Dealer Insights - July/August 2012 - How Alive is Your Code of Ethics?
Develop procedures and train employees for the best results
Ethics. Merriam-Webster defines this as a set of moral principles, a theory or system of moral values, a guiding philosophy, or the principles of conduct governing an individual or a group.
When it comes to personal ethics, people’s philosophies and conduct vary greatly. So when it comes to ethics at your auto dealership, where do you turn for guidance? And how do you make sure ethical practices are followed at your store?
FOLLOWING A NATIONAL MODEL
If you’re a member of the National Automobile Dealers Association (NADA), you’re likely familiar with that organization’s code of ethics. NADA requires its members to fully comply with all federal, state and local laws governing their businesses and to pledge to:
- Operate the dealership in accordance with the highest standards of ethical conduct,
- Treat each customer in a fair, open and honest manner and fully comply with all laws that prohibit discrimination, and
- Represent products clearly and factually, standing fully behind warrants, direct and implied, and in all other ways justifying the customer’s respect and confidence.
Other parts of the code set ideals for advertising, repair work and written service estimates, resolving customer concerns, and other matters.

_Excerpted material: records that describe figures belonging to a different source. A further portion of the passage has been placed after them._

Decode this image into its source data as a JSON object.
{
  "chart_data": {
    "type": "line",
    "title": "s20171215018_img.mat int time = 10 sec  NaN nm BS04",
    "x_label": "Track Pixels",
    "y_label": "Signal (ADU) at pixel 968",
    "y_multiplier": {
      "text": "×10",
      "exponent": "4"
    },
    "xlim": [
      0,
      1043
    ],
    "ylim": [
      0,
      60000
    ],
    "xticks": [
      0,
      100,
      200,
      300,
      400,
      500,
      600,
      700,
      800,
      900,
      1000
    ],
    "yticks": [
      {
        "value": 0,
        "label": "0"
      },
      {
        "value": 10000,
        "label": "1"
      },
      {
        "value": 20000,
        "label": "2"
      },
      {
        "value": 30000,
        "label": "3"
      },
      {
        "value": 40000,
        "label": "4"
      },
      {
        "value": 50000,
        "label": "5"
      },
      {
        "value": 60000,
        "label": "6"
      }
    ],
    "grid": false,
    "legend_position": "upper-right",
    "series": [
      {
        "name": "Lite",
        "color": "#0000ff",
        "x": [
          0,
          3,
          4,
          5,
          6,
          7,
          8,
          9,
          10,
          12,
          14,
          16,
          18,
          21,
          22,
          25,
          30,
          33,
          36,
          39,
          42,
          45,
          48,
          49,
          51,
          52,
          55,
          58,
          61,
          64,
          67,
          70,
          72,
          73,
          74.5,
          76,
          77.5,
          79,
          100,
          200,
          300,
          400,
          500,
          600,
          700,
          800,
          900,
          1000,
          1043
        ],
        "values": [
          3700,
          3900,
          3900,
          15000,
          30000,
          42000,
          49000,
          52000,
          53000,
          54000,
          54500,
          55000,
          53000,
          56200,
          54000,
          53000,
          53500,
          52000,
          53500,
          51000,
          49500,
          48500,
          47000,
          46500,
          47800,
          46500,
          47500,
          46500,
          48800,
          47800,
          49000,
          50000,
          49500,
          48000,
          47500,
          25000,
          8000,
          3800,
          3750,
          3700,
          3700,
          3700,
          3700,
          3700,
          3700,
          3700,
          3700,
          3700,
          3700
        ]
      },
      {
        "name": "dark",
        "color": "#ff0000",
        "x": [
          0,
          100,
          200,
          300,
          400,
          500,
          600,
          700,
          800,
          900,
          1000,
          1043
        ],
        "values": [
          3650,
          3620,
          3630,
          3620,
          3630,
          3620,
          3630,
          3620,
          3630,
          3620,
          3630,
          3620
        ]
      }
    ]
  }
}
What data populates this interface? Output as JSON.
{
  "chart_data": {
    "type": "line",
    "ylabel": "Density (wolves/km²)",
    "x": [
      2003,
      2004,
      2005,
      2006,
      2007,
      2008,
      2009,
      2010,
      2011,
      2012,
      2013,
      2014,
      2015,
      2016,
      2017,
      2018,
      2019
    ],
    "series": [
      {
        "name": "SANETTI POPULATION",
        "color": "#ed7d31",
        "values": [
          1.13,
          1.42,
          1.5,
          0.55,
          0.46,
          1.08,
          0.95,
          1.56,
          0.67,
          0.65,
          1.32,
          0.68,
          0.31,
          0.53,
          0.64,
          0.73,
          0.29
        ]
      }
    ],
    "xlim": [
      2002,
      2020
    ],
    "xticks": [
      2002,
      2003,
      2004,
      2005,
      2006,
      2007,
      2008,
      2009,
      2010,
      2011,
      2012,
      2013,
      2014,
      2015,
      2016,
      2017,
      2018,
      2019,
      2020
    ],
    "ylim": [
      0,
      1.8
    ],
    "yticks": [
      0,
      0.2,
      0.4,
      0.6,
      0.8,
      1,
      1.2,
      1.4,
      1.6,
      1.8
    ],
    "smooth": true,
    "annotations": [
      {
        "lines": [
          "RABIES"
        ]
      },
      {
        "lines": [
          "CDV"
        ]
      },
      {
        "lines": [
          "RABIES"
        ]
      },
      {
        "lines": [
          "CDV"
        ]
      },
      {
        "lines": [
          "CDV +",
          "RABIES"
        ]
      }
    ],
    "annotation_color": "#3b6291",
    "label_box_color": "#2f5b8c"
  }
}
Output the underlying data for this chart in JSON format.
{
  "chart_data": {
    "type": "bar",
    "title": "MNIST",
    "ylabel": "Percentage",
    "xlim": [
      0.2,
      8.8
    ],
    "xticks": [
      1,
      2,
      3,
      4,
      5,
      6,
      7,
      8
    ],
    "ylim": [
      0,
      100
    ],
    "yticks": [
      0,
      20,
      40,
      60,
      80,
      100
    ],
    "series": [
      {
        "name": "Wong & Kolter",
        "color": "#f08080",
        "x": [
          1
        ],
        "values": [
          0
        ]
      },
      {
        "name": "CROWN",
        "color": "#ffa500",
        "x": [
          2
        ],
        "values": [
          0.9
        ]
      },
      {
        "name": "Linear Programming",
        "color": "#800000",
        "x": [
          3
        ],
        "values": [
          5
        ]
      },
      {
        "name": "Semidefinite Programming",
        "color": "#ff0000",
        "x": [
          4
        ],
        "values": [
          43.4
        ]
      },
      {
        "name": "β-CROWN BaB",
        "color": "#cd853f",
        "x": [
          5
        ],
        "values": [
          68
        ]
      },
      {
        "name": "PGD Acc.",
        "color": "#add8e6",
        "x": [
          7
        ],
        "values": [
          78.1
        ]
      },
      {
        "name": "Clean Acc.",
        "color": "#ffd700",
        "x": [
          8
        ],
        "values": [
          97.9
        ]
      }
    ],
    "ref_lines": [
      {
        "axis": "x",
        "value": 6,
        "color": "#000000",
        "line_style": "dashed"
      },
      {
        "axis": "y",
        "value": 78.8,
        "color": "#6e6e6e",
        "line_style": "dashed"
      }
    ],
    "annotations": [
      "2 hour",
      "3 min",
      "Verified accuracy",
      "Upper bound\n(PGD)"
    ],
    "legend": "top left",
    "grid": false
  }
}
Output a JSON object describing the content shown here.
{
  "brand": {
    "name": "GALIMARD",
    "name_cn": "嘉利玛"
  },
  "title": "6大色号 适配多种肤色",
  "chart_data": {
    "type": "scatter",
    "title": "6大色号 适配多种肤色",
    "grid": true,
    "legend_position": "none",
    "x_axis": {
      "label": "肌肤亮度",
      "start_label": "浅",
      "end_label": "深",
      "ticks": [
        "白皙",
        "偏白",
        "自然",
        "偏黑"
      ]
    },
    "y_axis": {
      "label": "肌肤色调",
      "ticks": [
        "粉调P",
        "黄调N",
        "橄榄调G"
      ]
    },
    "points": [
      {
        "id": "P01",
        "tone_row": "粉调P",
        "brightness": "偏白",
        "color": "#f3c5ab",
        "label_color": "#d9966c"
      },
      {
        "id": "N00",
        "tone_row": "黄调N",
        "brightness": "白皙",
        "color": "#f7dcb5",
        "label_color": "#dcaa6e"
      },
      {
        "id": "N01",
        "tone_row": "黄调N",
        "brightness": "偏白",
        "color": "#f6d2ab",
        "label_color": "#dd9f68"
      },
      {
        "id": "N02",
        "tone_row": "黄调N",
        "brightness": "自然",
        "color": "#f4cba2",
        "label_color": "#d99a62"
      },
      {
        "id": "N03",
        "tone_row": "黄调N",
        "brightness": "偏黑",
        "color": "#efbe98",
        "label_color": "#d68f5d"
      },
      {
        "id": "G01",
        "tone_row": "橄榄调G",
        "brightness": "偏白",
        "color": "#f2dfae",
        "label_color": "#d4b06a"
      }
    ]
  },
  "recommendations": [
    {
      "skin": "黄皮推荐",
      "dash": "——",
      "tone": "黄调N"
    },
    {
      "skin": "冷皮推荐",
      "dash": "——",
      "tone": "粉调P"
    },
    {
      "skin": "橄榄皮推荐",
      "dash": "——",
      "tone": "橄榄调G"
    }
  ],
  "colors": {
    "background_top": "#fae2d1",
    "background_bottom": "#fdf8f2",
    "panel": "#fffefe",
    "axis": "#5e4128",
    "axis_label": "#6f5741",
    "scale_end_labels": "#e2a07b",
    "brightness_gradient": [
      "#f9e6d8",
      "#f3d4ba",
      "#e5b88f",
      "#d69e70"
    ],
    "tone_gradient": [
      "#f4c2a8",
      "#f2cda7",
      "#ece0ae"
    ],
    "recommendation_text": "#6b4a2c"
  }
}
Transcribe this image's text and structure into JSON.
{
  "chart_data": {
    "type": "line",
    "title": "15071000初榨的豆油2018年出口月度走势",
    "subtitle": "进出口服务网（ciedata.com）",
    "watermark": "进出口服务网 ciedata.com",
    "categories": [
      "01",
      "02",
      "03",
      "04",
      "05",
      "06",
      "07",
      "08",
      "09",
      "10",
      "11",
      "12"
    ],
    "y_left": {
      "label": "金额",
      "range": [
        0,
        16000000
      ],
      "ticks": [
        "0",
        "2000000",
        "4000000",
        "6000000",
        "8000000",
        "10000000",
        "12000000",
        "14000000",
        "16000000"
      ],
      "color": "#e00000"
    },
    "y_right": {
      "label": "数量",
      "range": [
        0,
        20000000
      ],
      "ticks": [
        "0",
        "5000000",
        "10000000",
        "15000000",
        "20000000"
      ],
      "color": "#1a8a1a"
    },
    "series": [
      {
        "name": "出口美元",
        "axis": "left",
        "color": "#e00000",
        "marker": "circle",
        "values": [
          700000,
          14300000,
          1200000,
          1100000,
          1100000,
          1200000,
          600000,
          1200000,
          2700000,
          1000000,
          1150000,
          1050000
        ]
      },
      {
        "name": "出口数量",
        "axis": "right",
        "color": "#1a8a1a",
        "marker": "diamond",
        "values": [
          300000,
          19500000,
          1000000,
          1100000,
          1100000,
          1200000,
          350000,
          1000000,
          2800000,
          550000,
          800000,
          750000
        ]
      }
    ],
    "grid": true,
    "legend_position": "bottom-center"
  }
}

ADHERING TO BROAD PRINCIPLES
As with NADA’s code of ethics, state codes are typically broad and all-encompassing. For instance, the Washington State Independent Auto Dealers Association states that members have “a general duty of integrity, honor and fair dealing toward the general public.” Another example: The Alabama Independent Automobile Dealers Association holds that it “will not perform any act which would bring disrepute” to the industry.
So, you may ask, how exactly do these ethical ideals translate to dealer interactions with the single woman who wants to buy a reliable used car for $5,000, the father of a large family who wants to finance his new SUV for five years, or the grandmother who wants to get rid of that “clanging noise” she hears under her sedan’s hood? Fortunately, there is more detailed advice.
In addition to its code of ethics, NADA publishes an “Ethics Guide,” which covers four areas of a dealership’s operation: advertising, financial services, sales and service. First, the guidelines stress that dealers should abide by local, state and federal laws relating to auto dealerships, including the Truth in Lending Act. And the guide presents more detailed guidelines for ethical behavior in each operational area. For example:
- Sales personnel should “provide each customer with a thorough and clear explanation of the steps involved in the purchase or lease of a vehicle and follow those steps diligently.”
- Financial services guidelines dictate that employees must fully disclose to customers “the costs, terms and contractual obligation of credit and lease transactions,” and that documents be written in “a simple, plain and unambiguous manner.”
- Service guidelines require that dealerships, when appropriate, recommend corrective and maintenance services, “explaining to the customer which of these are required to correct existing problems and which are for preventive maintenance.”
As you review the day-to-day activities of your employees under an ethics microscope, you’ll likely see areas where procedures should be put in place to support guidelines such as the ones described above. State and federal laws will prompt some of the procedures. And you may find a need to set additional rules.
What if, for example, you have concerns about how service personnel describe repair estimates to customers? You could establish a procedure whereby customers sign a store copy of their repair estimate.
Once you have a code of ethics and related procedures in place, you’ll need to train your staff. Outside trainers can be a good source of expertise in areas with compliance considerations and ethical overtones, such as presenting finance and insurance options to customers. Or you may prefer to develop your own in-house training program. (See the sidebar “Keep it simple.”)
Review your code of ethics and related procedures today — and begin to develop these process controls if you’re lacking them. Your CPA can assist you in creating procedures that will deter employees from acting unethically — and help your dealership build the respect from customers that it deserves.
SIDEBAR: KEEP IT SIMPLE
In-house ethics training need not be complex. One tried-and-true technique involves sitting down and talking to your managers. Have them share stories about real-life ethical situations that have come up over the years.
Select a trainer — someone from your top ranks who has perhaps gone through ethics training him- or herself — who can relate those stories to your trainees and have them discuss how they would have handled the situation. Then the trainer should comment on what would be considered ethical behavior by the dealership and what would be viewed as unethical behavior.
Ethics in any organization starts with the “tone at the top.” Involvement and support by management is essential to a strong ethics program.